Jitterbug (n.) — a swing fan
Florida Edwards admitted in open court that she was an icky. She told Judge Henry Willis that “Jitterbugging is a very peculiar dance. Personally I don’t like it. It reminds me of the jungle antics of natives. There is a basic step, and then there are variations. It’s the most ungraceful dance I’ve ever seen. They whirl you. They pick you up. They throw you down.”
“Did you just stand still when you told him you didn’t jitterbug?” queried the Canteen’s Attorney Walter Schell.
“Well, you don’t stand still with a jitterbug. They don’t let you,” explained Miss Edwards to the attorneys and judge who had never witnessed jitterbugging.
Judge Willis wanted to know if the jitterbugs drank. “No”, replied Florida, “They’re usually sober. They’re just crazy.”

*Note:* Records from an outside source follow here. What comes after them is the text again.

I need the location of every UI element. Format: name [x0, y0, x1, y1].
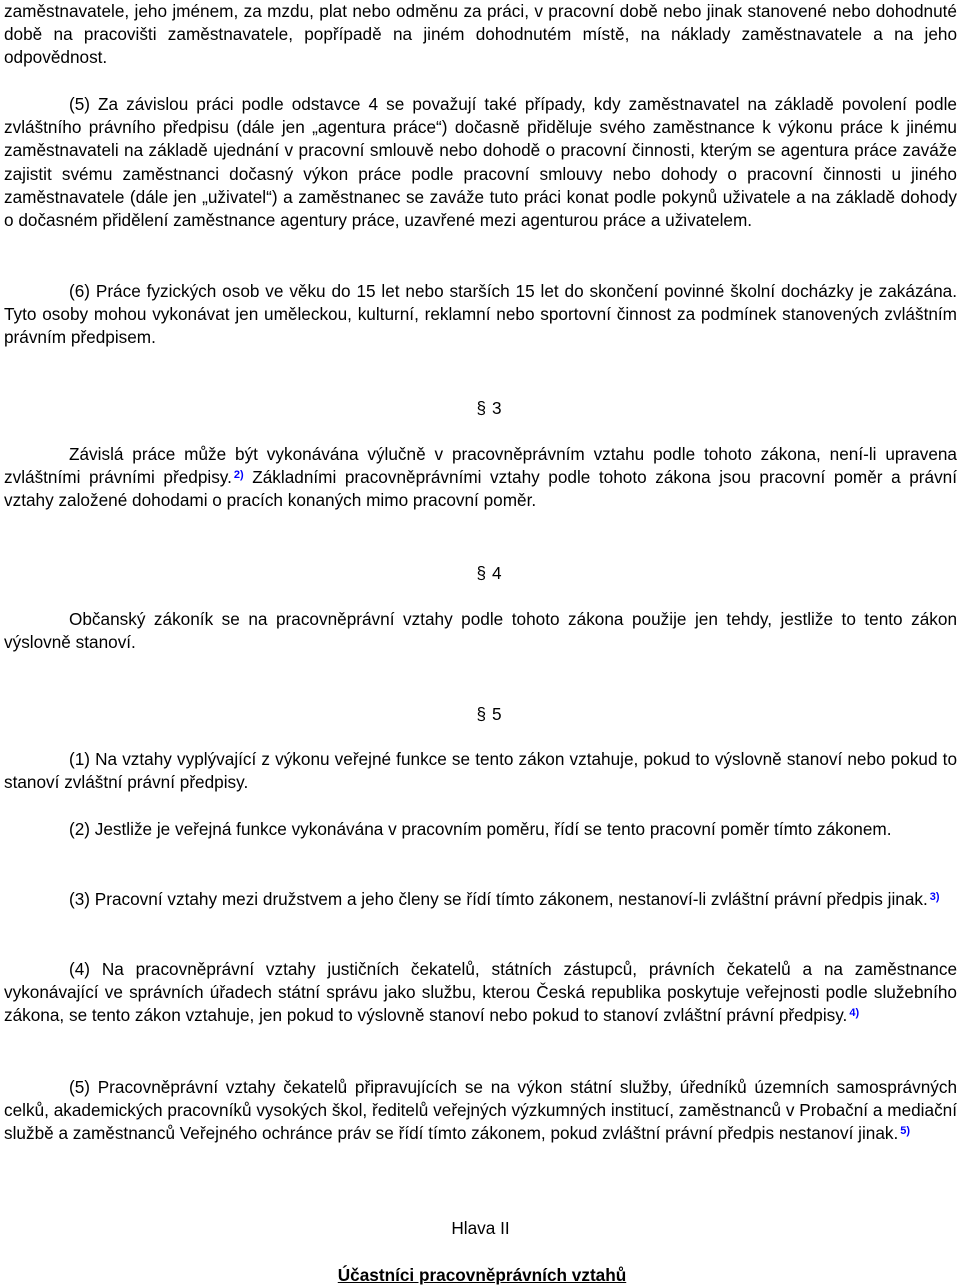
chapter-subtitle [0, 1264, 960, 1287]
paragraph-3 [4, 443, 957, 513]
paragraph-text: Závislá práce může být vykonávána výlučně v pracovněprávním vztahu podle tohoto zákona, není-li upravena zvláštními právními předpisy. [4, 444, 957, 488]
paragraph-5-1 [4, 748, 957, 794]
paragraph-5-3 [4, 888, 957, 911]
paragraph-text: Občanský zákoník se na pracovněprávní vztahy podle tohoto zákona použije jen tehdy, jestliže to tento zákon výslovně stanoví. [4, 609, 957, 653]
chapter-title [4, 1217, 957, 1240]
section-heading-5 [0, 703, 960, 726]
section-number: 5 [492, 704, 502, 724]
paragraph-text: (1) Na vztahy vyplývající z výkonu veřejné funkce se tento zákon vztahuje, pokud to výslovně stanoví nebo pokud to stanoví zvláštní právní předpisy. [4, 749, 957, 793]
paragraph-text: (2) Jestliže je veřejná funkce vykonávána v pracovním poměru, řídí se tento pracovní poměr tímto zákonem. [69, 819, 892, 839]
footnote-ref[interactable]: 2) [233, 469, 244, 482]
paragraph-4 [4, 608, 957, 654]
section-number: 4 [492, 563, 502, 583]
paragraph-continuation [4, 0, 957, 70]
paragraph-2-6 [4, 280, 957, 350]
paragraph-text: (6) Práce fyzických osob ve věku do 15 let nebo starších 15 let do skončení povinné školní docházky je zakázána. Tyto osoby mohou vykonávat jen uměleckou, kulturní, reklamní nebo sportovní činnost za podmínek stanovených zvláštním právním předpisem. [4, 281, 957, 348]
paragraph-text: (5) Pracovněprávní vztahy čekatelů připravujících se na výkon státní služby, úředníků územních samosprávných celků, akademických pracovníků vysokých škol, ředitelů veřejných výzkumných institucí, zaměstnanců v Probační a mediační službě a zaměstnanců Veřejného ochránce práv se řídí tímto zákonem, pokud zvláštní právní předpis nestanoví jinak. [4, 1077, 957, 1144]
paragraph-text: (5) Za závislou práci podle odstavce 4 se považují také případy, kdy zaměstnavatel na základě povolení podle zvláštního právního předpisu (dále jen „agentura práce“) dočasně přiděluje svého zaměstnance k výkonu práce k jinému zaměstnavateli na základě ujednání v pracovní smlouvě nebo dohodě o pracovní činnosti, kterým se agentura práce zaváže zajistit svému zaměstnanci dočasný výkon práce podle pracovní smlouvy nebo dohody o pracovní činnosti u jiného zaměstnavatele (dále jen „uživatel“) a zaměstnanec se zaváže tuto práci konat podle pokynů uživatele a na základě dohody o dočasném přidělení zaměstnance agentury práce, uzavřené mezi agenturou práce a uživatelem. [4, 94, 957, 231]
section-symbol: § [476, 563, 486, 583]
footnote-ref[interactable]: 5) [900, 1125, 911, 1138]
paragraph-text: zaměstnavatele, jeho jménem, za mzdu, plat nebo odměnu za práci, v pracovní době nebo jinak stanovené nebo dohodnuté době na pracovišti zaměstnavatele, popřípadě na jiném dohodnutém místě, na náklady zaměstnavatele a na jeho odpovědnost. [4, 1, 957, 68]
chapter-title-text: Hlava II [451, 1218, 510, 1238]
paragraph-5-5 [4, 1076, 957, 1146]
chapter-subtitle-text: Účastníci pracovněprávních vztahů [337, 1265, 627, 1285]
section-symbol: § [476, 704, 486, 724]
footnote-ref[interactable]: 4) [849, 1007, 860, 1020]
paragraph-5-4 [4, 958, 957, 1028]
section-symbol: § [476, 398, 486, 418]
section-heading-4 [0, 562, 960, 585]
paragraph-text: (4) Na pracovněprávní vztahy justičních čekatelů, státních zástupců, právních čekatelů a na zaměstnance vykonávající ve správních úřadech státní správu jako službu, kterou Česká republika poskytuje veřejnosti podle služebního zákona, se tento zákon vztahuje, jen pokud to výslovně stanoví nebo pokud to stanoví zvláštní právní předpisy. [4, 959, 957, 1026]
footnote-ref[interactable]: 3) [929, 891, 940, 903]
paragraph-text-tail: Základními pracovněprávními vztahy podle tohoto zákona jsou pracovní poměr a právní vztahy založené dohodami o pracích konaných mimo pracovní poměr. [4, 467, 957, 511]
section-heading-3 [0, 397, 960, 420]
paragraph-5-2 [4, 818, 957, 841]
section-number: 3 [492, 398, 502, 418]
paragraph-2-5 [4, 93, 957, 232]
paragraph-text: (3) Pracovní vztahy mezi družstvem a jeho členy se řídí tímto zákonem, nestanoví-li zvláštní právní předpis jinak. [69, 889, 928, 909]
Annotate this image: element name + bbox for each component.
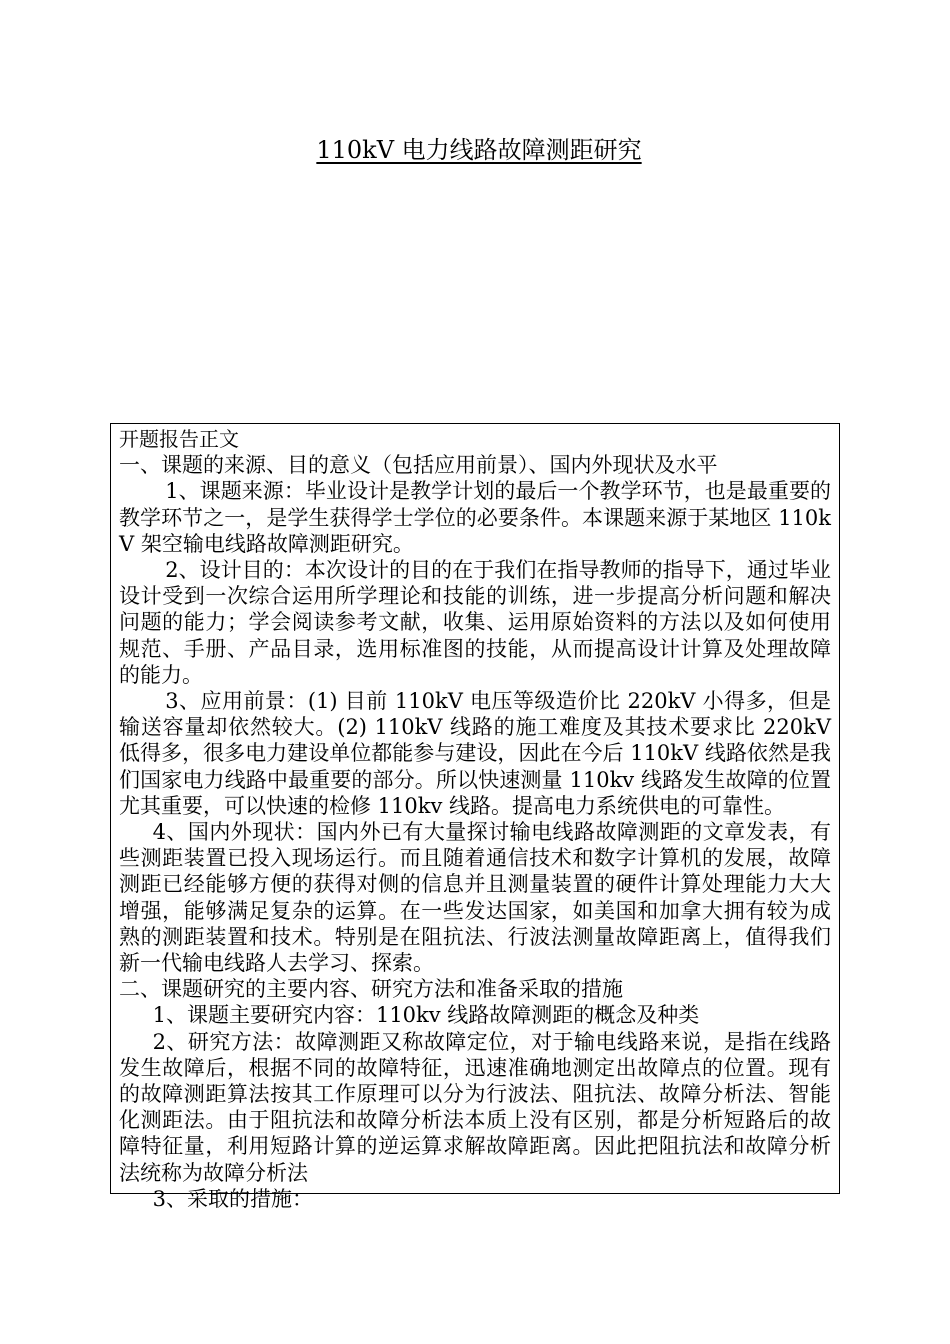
report-body-box bbox=[110, 423, 840, 1211]
paragraph-application-prospect: 3、应用前景：(1) 目前 110kV 电压等级造价比 220kV 小得多，但是输送容量却依然较大。(2) 110kV 线路的施工难度及其技术要求比 220kV 低得多，很多电力建设单位都能参与建设，因此在今后 110kV 线路依然是我们国家电力线路中最重要的部分。所以快速测量 110kv 线路发生故障的位置尤其重要，可以快速的检修 110kv 线路。提高电力系统供电的可靠性。 bbox=[119, 689, 831, 818]
section-2-heading: 二、课题研究的主要内容、研究方法和准备采取的措施 bbox=[119, 977, 623, 1002]
report-heading: 开题报告正文 bbox=[119, 427, 239, 451]
document-title bbox=[0, 132, 950, 168]
paragraph-measures: 3、采取的措施： bbox=[152, 1186, 313, 1211]
paragraph-research-content: 1、课题主要研究内容：110kv 线路故障测距的概念及种类 bbox=[152, 1003, 700, 1028]
paragraph-design-purpose: 2、设计目的：本次设计的目的在于我们在指导教师的指导下，通过毕业设计受到一次综合运用所学理论和技能的训练，进一步提高分析问题和解决问题的能力；学会阅读参考文献，收集、运用原始资料的方法以及如何使用规范、手册、产品目录，选用标准图的技能，从而提高设计计算及处理故障的能力。 bbox=[119, 558, 831, 687]
section-1-heading: 一、课题的来源、目的意义（包括应用前景）、国内外现状及水平 bbox=[119, 453, 718, 478]
document-title-text: 110kV 电力线路故障测距研究 bbox=[316, 136, 642, 164]
paragraph-current-status: 4、国内外现状：国内外已有大量探讨输电线路故障测距的文章发表，有些测距装置已投入现场运行。而且随着通信技术和数字计算机的发展，故障测距已经能够方便的获得对侧的信息并且测量装置的硬件计算处理能力大大增强，能够满足复杂的运算。在一些发达国家，如美国和加拿大拥有较为成熟的测距装置和技术。特别是在阻抗法、行波法测量故障距离上，值得我们新一代输电线路人去学习、探索。 bbox=[119, 820, 831, 976]
paragraph-topic-source: 1、课题来源：毕业设计是教学计划的最后一个教学环节，也是最重要的教学环节之一，是学生获得学士学位的必要条件。本课题来源于某地区 110kV 架空输电线路故障测距研究。 bbox=[119, 479, 831, 556]
paragraph-research-method: 2、研究方法：故障测距又称故障定位，对于输电线路来说，是指在线路发生故障后，根据不同的故障特征，迅速准确地测定出故障点的位置。现有的故障测距算法按其工作原理可以分为行波法、阻抗法、故障分析法、智能化测距法。由于阻抗法和故障分析法本质上没有区别，都是分析短路后的故障特征量，利用短路计算的逆运算求解故障距离。因此把阻抗法和故障分析法统称为故障分析法 bbox=[119, 1029, 831, 1185]
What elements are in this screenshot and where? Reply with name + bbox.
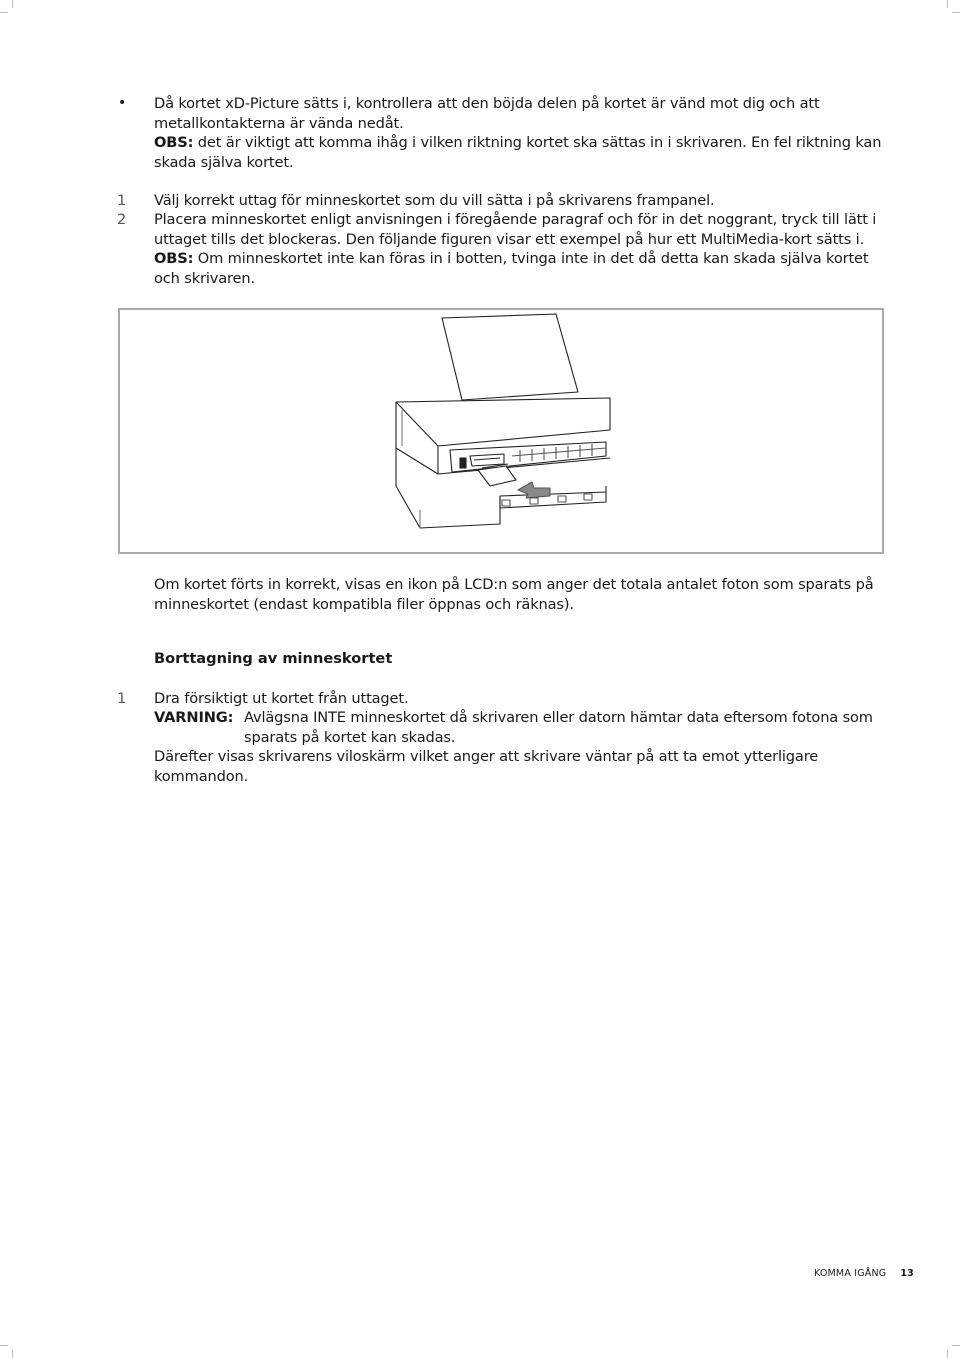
xd-card-paragraph	[154, 94, 884, 172]
step-number: 1	[117, 192, 127, 209]
crop-mark	[952, 1345, 960, 1346]
after-figure-paragraph	[154, 575, 884, 614]
crop-mark	[947, 1350, 948, 1358]
step-2-block	[154, 210, 884, 288]
crop-mark	[12, 1350, 13, 1358]
paragraph-line: Därefter visas skrivarens viloskärm vilket anger att skrivare väntar på att ta emot ytterligare	[154, 748, 819, 765]
step-number: 1	[117, 690, 127, 707]
step-number: 2	[117, 211, 127, 228]
obs-text: Om minneskortet inte kan föras in i botten, tvinga inte in det då detta kan skada själva kortet	[193, 250, 869, 267]
bullet-icon: •	[118, 95, 127, 111]
paragraph-line: kommandon.	[154, 767, 249, 785]
obs-text: det är viktigt att komma ihåg i vilken riktning kortet ska sättas in i skrivaren. En fel riktning kan	[193, 134, 882, 151]
paragraph-line: minneskortet (endast kompatibla filer öppnas och räknas).	[154, 595, 574, 613]
crop-mark	[947, 0, 948, 8]
crop-mark	[952, 12, 960, 13]
removal-step-text: Dra försiktigt ut kortet från uttaget.	[154, 690, 409, 707]
obs-label: OBS:	[154, 134, 194, 151]
section-heading: Borttagning av minneskortet	[154, 650, 393, 667]
printer-memory-card-illustration-icon	[120, 310, 882, 552]
paragraph-line: Om kortet förts in korrekt, visas en ikon på LCD:n som anger det totala antalet foton som sparats på	[154, 576, 874, 593]
crop-mark	[12, 0, 13, 8]
step-text: Välj korrekt uttag för minneskortet som du vill sätta i på skrivarens frampanel.	[154, 192, 715, 209]
crop-mark	[0, 1345, 8, 1346]
step-line: uttaget tills det blockeras. Den följande figuren visar ett exempel på hur ett MultiMedia-kort sätts i.	[154, 230, 865, 248]
warning-block	[154, 708, 884, 746]
warning-label: VARNING:	[154, 709, 234, 726]
footer-section: KOMMA IGÅNG	[813, 1268, 887, 1279]
page-footer	[814, 1268, 914, 1279]
obs-note	[154, 249, 884, 269]
obs-text-continued: skada själva kortet.	[154, 153, 294, 171]
paragraph-line: metallkontakterna är vända nedåt.	[154, 114, 404, 132]
warning-line: sparats på kortet kan skadas.	[244, 728, 456, 746]
warning-line: Avlägsna INTE minneskortet då skrivaren eller datorn hämtar data eftersom fotona som	[244, 709, 873, 726]
printer-figure	[118, 308, 884, 554]
paragraph-line: Då kortet xD-Picture sätts i, kontrollera att den böjda delen på kortet är vänd mot dig och att	[154, 95, 820, 112]
closing-paragraph	[154, 747, 884, 786]
page-number: 13	[900, 1268, 914, 1279]
step-line: Placera minneskortet enligt anvisningen i föregående paragraf och för in det noggrant, tryck till lätt i	[154, 211, 877, 228]
crop-mark	[0, 12, 8, 13]
obs-label: OBS:	[154, 250, 194, 267]
obs-note	[154, 133, 884, 153]
warning-text	[244, 708, 884, 747]
obs-text-continued: och skrivaren.	[154, 269, 255, 287]
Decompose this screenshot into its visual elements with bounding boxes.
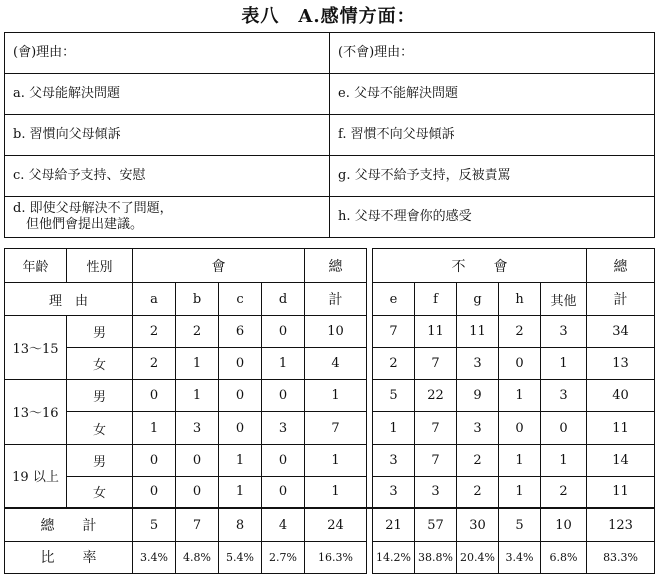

In dispute was how much control a woman had once she had been thrown into a spin. Florida’s friend Luise Walker, floor manager of the Canteen, stated that once a woman was in a spin she was in trouble. Luise compared a spin to a boomerang or “English on a golf ball”.
Rug-cutter and jive expert for the Canteen, Connie Roberts, (see photo) refuted Luise’s testimony, and in a demonstration she walked away unharmed from a spin.
Testimony and jitterbug demonstrations notwithstanding, Judge Willis declared that the jitterbug was a “weird dance of obscure origins” and awarded Florida Edwards $8170 in damages. The amount wasn’t exactly chump change – $8170 dollars in 1943 had the same buying power as $102,331.38 in current dollars.
In his decision Judge Willis wrote, “In an extra violent spinning of her body as a part of the extravagance of this weird dance, she missed connecting with her partner, due to his losing balance because a table was pushed against him by the crowd on the sidelines.”
Judge Willis held that the Hollywood Canteen had failed in its duty to furnish Miss Edwards with safe employment and permitted a jitterbug enthusiast to “indulge in his ‘crazy idea’ of dancing with the plaintiff as the helpless victim.”
I was curious enough about Florida to see if she ever again appeared in the news.
Sure enough on January 27, 1944 a notice appeared in the Los Angeles Times announcing the marriage of Miss Florida Edwards, actress, to J.C. Lewis a radio producer and author of the musical score for the service show “Hey Rookie”.
The pair was married at the Hotel Frontier. In attendance at the wedding was the groom’s sister, Diana Lewis who was married to “Thin Man” William Powell.